Подготовка книги, врастание в материал и создание внутри себя зерна-зародыша новой истории занимает гораздо больше времени, чем собственно процесс сидения за компьютером или за чистым листом бумаги. В общем, для нас одинаково важны и герои, и сюжет, и антураж, и фантастическая, и философско-нравственная концепции романа. Все это вместе (а не по отдельности!) и создает книгу. При написании текста мы учитываем все это, но не раскладываем по полочкам, как сделали это сейчас, а стараемся охватить весь замысел со всеми его деталями целиком.

Увидеть в части – все, и во всем – частности...

Это ли не счастье для автора?!

Но единственное средство писателя, которое дает возможность донести, не расплескав, себя до читателя – язык. Длинный, розовый, литературный. Никаких иных средств мы не наблюдаем. Выражение лица? – дык не видно. Музыка? жесты? цвета? – отсутствуют. Остается язык. Единственное оружие. И когда мы обсуждаем (долго, очень долго, иногда – годы) новую книгу, то в числе прочих мы выстраиваем языковую структуру будущего текста. Не всегда осознанно, логически; иногда подсознательно, начиная изъясняться в жизни соответствующим образом, пугая народ. Уж сколько кришнаитов шептались по углам о пришествии новой аватары, когда, остановленные на улице, мы принимались рассказывать им, как все было на самом деле, путая санскрит с суржиком...

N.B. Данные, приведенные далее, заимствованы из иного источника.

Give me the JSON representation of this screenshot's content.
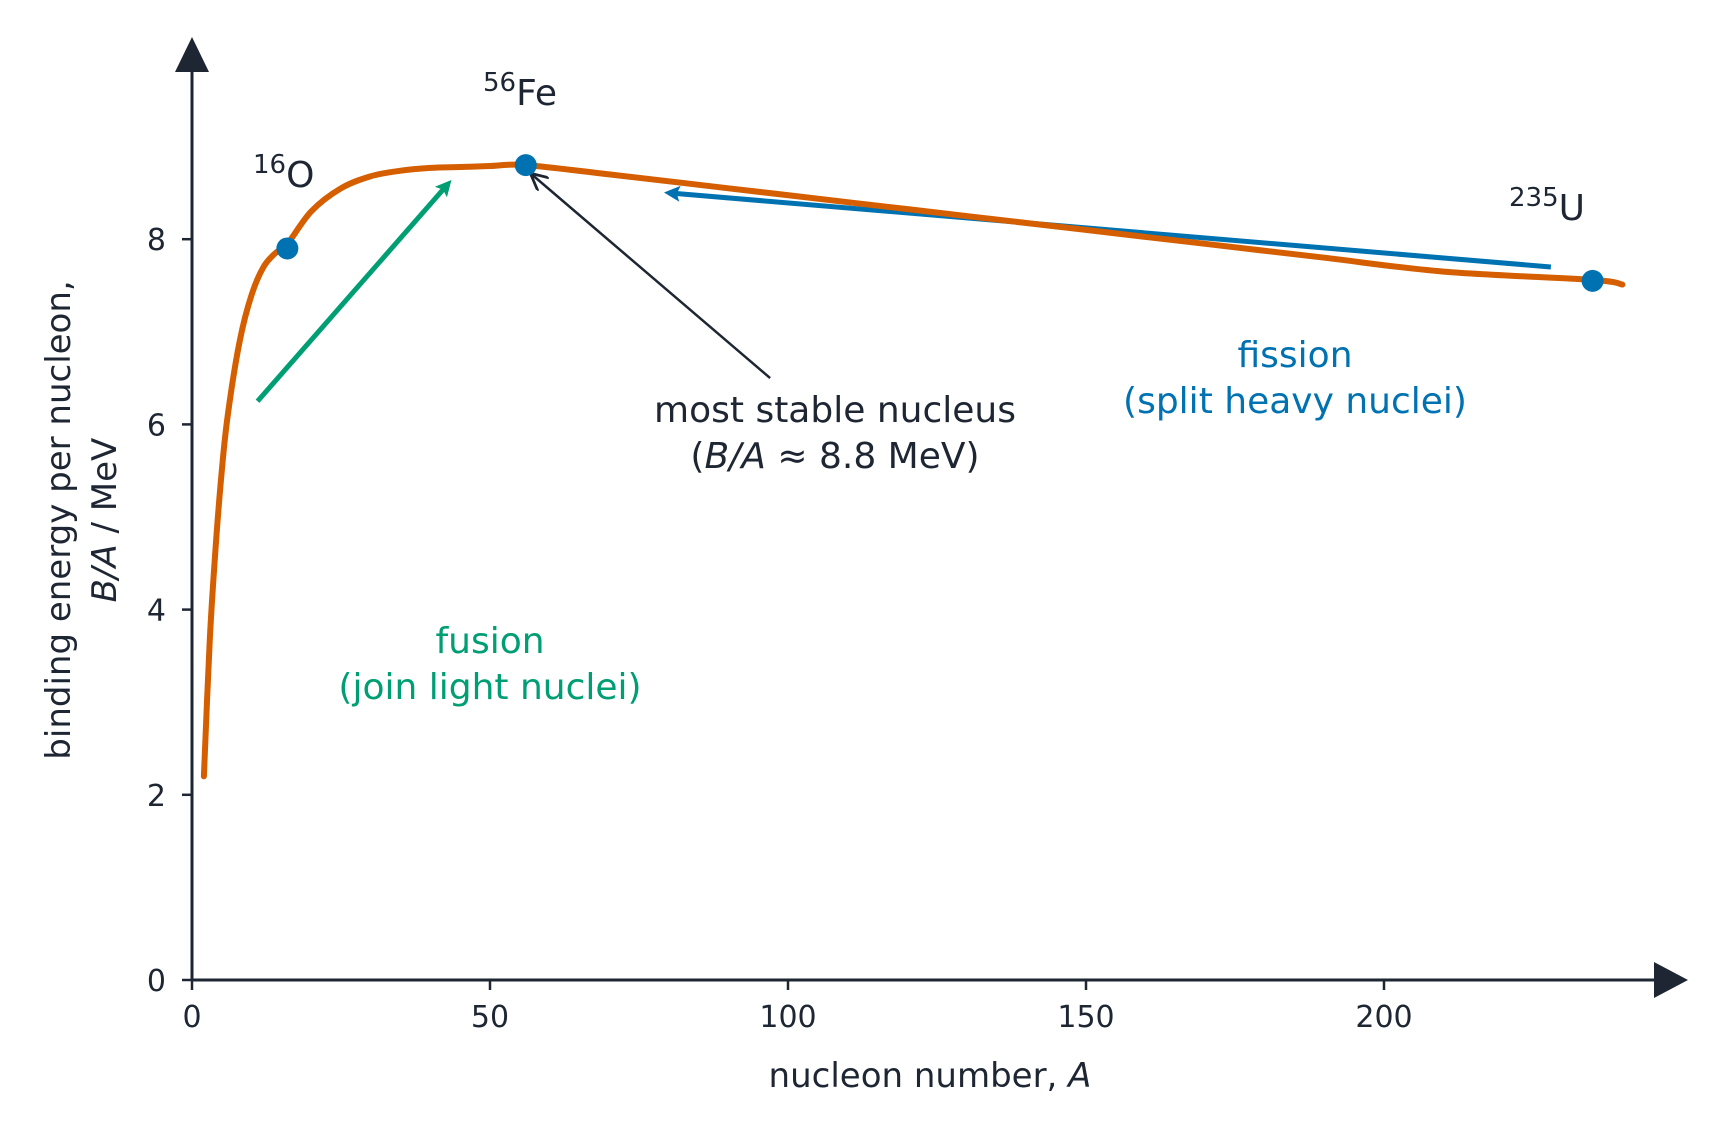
{
  "chart_data": {
    "type": "line",
    "xlabel": "nucleon number, ",
    "xlabel_var": "A",
    "ylabel_line1": "binding energy per nucleon,",
    "ylabel_var": "B/A",
    "ylabel_unit": " / MeV",
    "xlim": [
      0,
      245
    ],
    "ylim": [
      0,
      10
    ],
    "x_ticks": [
      0,
      50,
      100,
      150,
      200
    ],
    "y_ticks": [
      0,
      2,
      4,
      6,
      8
    ],
    "grid": false,
    "curve": {
      "color": "#d55e00",
      "x": [
        2,
        3,
        4,
        5,
        6,
        8,
        10,
        12,
        14,
        16,
        20,
        25,
        30,
        35,
        40,
        45,
        50,
        56,
        70,
        90,
        110,
        130,
        150,
        170,
        190,
        210,
        235,
        240
      ],
      "y": [
        2.2,
        3.7,
        4.7,
        5.5,
        6.1,
        6.9,
        7.4,
        7.7,
        7.85,
        7.95,
        8.3,
        8.55,
        8.68,
        8.74,
        8.77,
        8.78,
        8.79,
        8.8,
        8.7,
        8.55,
        8.4,
        8.25,
        8.1,
        7.95,
        7.8,
        7.65,
        7.56,
        7.51
      ]
    },
    "points": [
      {
        "label_mass": "16",
        "label_symbol": "O",
        "x": 16,
        "y": 7.9,
        "color": "#0072b2"
      },
      {
        "label_mass": "56",
        "label_symbol": "Fe",
        "x": 56,
        "y": 8.8,
        "color": "#0072b2"
      },
      {
        "label_mass": "235",
        "label_symbol": "U",
        "x": 235,
        "y": 7.55,
        "color": "#0072b2"
      }
    ],
    "annotations": {
      "fusion": {
        "line1": "fusion",
        "line2": "(join light nuclei)",
        "color": "#009e73",
        "arrow_from": [
          11,
          6.25
        ],
        "arrow_to": [
          43,
          8.6
        ]
      },
      "fission": {
        "line1": "fission",
        "line2": "(split heavy nuclei)",
        "color": "#0072b2",
        "arrow_from": [
          228,
          7.7
        ],
        "arrow_to": [
          80,
          8.5
        ]
      },
      "stable": {
        "line1": "most stable nucleus",
        "line2_open": "(",
        "line2_var": "B/A",
        "line2_rest": " ≈ 8.8 MeV)",
        "color": "#1e2633",
        "arrow_from": [
          97,
          6.5
        ],
        "arrow_to": [
          57,
          8.7
        ]
      }
    }
  }
}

У языка каждой отдельно взятой за горло книги просто обязан быть свой, личный темпоритм, свой характер, своя мелодия и гармония. Часто, в связи с нашим театральным прошлым, мы читаем рабочий текст вслух: если не звучит, если в паузах не хватает дыхания, а в кульминациях – верного тона, значит, надо обязательно переработать. Иначе будет тусовка: великий маг изъясняется на слэнге студента из кофейни, вовсю "кастая спеллы", а вахлак из деревни нечувствительно заявляет:

– Дык это я, мужики, рефлекторно...

А знаки препинания, разбивки звездочками или пустой строкой, чередование абзацев «плотных» и «кратких», рваный слог или гладкопись, заголовки-подзаголовки-эпиграфы – это же картина! Масло или акварель, на шелке тушью или еще как! Визуальное внесмысловое восприятие

текста играет отнюдь не маловажную роль...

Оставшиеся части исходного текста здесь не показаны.